September 29, 2017
Here’s a sobering reality: In 2016 CCS InfoSec locked 1043 accounts, the vast majority compromised and used by criminals to send spam to many more victims. So far in 2017, we have had to lock over 1200 accounts. Many owners are intelligent and savvy, and most would have agreed that their account would never be hacked. Yet it happened, and continues to happen at alarming rates. The consequences for the victims are distressing. You feel violated, criminals have access to all your email, including personal, all your U of G access is affected while your account is locked. You may even lose real money. The U of G also experiences consequences. We have to investigate and deal with each lock, we may have to report a privacy breach, or some sites may block the whole University from sending mail, and the U of G could lose real money, as some Universities have. Sobering indeed.
We often hear from confident people who think their account would NEVER be compromised. Can you really say that you would not fall for ANY of these (anonymized) real incidents or near-incidents?

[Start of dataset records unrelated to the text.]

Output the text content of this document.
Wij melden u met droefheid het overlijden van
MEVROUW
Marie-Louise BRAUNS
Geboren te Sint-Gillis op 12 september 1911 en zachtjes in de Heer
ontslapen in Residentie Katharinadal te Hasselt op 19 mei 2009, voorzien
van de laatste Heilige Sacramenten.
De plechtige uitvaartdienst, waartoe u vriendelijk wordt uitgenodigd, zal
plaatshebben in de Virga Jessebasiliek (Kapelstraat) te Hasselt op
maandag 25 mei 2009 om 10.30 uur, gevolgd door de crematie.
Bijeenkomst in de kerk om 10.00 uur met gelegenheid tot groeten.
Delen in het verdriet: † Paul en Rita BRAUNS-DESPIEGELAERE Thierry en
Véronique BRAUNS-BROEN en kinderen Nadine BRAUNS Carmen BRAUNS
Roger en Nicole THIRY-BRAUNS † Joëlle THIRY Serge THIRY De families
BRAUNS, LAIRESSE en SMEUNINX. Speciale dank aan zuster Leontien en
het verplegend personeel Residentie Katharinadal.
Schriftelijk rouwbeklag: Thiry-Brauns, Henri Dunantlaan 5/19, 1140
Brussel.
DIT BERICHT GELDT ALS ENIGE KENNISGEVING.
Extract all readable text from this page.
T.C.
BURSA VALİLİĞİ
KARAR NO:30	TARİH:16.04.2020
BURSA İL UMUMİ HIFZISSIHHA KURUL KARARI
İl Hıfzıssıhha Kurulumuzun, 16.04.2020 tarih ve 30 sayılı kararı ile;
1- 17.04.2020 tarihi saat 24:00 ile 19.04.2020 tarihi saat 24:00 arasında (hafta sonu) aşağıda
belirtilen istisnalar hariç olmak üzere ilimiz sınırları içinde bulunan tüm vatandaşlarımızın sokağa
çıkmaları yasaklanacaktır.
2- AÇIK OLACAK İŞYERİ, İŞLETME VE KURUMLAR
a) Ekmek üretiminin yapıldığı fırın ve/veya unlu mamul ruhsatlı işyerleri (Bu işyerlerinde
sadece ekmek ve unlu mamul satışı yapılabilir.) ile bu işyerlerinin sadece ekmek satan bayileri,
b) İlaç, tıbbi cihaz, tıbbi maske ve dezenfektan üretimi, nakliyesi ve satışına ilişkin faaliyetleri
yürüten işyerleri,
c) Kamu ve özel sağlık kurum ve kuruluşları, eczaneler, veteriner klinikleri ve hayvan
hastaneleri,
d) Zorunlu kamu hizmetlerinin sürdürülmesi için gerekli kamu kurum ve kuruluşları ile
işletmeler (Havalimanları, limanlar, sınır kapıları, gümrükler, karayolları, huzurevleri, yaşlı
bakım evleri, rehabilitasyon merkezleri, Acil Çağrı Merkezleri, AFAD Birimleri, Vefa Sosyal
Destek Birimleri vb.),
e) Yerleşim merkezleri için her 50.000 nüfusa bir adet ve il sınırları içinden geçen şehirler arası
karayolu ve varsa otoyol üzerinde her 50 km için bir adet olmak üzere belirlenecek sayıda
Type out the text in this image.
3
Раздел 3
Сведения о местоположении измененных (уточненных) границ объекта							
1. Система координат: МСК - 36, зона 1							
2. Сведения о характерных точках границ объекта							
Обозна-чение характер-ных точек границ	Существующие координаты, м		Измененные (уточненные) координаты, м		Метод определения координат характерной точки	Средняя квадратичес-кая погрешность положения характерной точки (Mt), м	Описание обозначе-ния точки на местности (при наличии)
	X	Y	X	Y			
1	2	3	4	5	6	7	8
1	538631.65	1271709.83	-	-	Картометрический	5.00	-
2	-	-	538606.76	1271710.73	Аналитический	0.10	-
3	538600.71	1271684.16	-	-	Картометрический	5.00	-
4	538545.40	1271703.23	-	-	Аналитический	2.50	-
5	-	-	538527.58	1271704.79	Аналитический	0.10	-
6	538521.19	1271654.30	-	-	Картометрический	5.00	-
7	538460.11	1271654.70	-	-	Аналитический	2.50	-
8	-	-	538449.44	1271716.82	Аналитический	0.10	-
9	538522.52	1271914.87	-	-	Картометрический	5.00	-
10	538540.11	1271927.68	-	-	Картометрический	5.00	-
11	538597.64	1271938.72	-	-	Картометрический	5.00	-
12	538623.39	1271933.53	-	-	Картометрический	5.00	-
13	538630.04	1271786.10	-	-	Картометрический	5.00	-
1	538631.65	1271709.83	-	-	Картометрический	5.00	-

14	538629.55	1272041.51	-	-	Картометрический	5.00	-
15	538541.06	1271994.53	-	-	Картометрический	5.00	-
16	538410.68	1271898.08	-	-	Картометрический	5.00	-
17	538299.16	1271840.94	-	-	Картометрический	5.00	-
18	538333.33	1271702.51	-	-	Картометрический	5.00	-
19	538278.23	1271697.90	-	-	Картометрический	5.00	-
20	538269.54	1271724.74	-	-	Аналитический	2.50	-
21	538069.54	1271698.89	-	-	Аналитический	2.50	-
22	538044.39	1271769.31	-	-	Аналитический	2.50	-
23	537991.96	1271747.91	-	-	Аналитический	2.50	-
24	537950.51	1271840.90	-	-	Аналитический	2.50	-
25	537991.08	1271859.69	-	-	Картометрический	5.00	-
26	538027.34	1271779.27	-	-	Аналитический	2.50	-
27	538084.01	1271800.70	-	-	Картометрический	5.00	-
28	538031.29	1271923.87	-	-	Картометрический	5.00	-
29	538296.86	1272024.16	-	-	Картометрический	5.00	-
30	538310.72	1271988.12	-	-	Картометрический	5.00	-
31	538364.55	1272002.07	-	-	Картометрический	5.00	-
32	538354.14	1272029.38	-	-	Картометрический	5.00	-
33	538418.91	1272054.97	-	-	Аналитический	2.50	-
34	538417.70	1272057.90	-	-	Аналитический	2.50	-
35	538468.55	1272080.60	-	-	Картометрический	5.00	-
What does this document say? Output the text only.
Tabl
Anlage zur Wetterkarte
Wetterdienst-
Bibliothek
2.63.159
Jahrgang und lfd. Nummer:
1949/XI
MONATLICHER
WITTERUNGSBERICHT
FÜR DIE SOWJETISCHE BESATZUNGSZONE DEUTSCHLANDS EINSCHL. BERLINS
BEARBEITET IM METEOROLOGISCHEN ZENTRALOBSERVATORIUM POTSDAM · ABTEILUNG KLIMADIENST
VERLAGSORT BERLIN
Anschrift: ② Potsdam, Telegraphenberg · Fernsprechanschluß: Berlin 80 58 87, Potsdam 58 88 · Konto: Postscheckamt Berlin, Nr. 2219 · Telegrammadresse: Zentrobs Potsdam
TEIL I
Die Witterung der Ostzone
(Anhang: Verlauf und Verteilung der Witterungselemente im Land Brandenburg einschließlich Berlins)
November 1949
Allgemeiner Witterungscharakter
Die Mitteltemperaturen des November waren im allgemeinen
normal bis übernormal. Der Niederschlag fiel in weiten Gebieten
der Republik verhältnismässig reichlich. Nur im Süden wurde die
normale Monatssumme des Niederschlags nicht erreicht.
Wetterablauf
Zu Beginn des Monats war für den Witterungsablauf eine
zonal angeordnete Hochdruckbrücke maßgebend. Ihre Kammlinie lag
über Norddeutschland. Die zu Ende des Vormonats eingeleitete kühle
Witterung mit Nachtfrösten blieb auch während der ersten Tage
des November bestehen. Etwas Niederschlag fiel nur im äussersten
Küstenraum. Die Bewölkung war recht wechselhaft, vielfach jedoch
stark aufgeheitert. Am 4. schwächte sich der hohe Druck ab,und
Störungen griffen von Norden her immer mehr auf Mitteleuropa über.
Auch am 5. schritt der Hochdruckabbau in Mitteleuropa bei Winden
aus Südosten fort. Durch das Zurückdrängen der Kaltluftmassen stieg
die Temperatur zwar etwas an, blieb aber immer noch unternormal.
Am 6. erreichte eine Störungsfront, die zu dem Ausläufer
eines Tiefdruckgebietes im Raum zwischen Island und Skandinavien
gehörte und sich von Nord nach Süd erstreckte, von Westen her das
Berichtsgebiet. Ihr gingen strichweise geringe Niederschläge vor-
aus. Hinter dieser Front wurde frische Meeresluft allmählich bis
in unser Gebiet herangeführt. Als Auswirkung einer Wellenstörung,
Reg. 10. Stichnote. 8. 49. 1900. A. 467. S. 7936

- An administrator forwards a routine-looking email from his (impersonated) supervisor for payment. The fraud was averted when the payment clerk questioned why we wouldn’t pay in Canadian Dollars instead of British Pounds
- An IT professional downloading the latest update to a utility they often use, finds their computer infected with keystroke logging malware.
- A committee treasurer receives an (impersonated) email from the chair, to pay a reasonably small amount out of the committee’s budget. It looks a bit unusual, and she phones the chair to find out they never sent it. Their “offices” appear publicly on a small website.
- Having accepted into a prestigious U of G program, a student receives a job offer for a few hundred dollars per month. The student accepts, and does the work for a month, hoping for a little extra income. After a month, the ‘company’ tries to make the first deposit. The automatic transfer does not work, so they ask for a bit more bank information. It is enough to empty the student’s bank account.
- A student whose first language is not English checks his phone first thing in the morning and sees an urgent mail from the IT department that his account will be locked within two hours unless he verifies that he is still active. The link looks legitimate, and with a big assignment due, this is not a day he can afford to lose his account. He clicks, giving criminals his password, and CCS had to lock his account.
At CCS, we aim to reduce the problem as much as possible. Upward of 95% of all email to the campus is spam. Of the less than 5% legitimate email some malicious email still makes it through to your inbox, making situations like the ones above, and many more, an unfortunate reality. When we become aware of a credible scam or phishing attempt, we take any or all of the following actions:
- Create a scam page for that attack at https://infosec.uoguelph.ca [1]
- Block this sender from sending email
- Reach out to the site of the compromised account or mail server
- In some cases we may remove the offending email from users mail boxes.
But, as members of the U of G community, we all have a responsibility by policy to keep our account credentials safe. What can you do to reduce the scourge of scams and phishing? Here are some tips:
- Have a radar sense about things that seem not quite right. When in doubt, check our home page (https://infosec.uoguelph.ca [1]) or forward the suspicious email to the CCS Help Centre.
- Keep your password strong and private. Do not tell anyone, and don’t re-use it for other services or websites. Change it about once per year minimum.
- Avoid open WiFi or use the U of G VPN solution when you need to use unsecure WiFi.
- Don’t forward your account to an off-campus address.
- Finally, do not keep or transmit sensitive (such as Personally Identifiable information) about others in your email.
Make a commitment today to be super-vigilant and to do your utmost to protect your account credentials.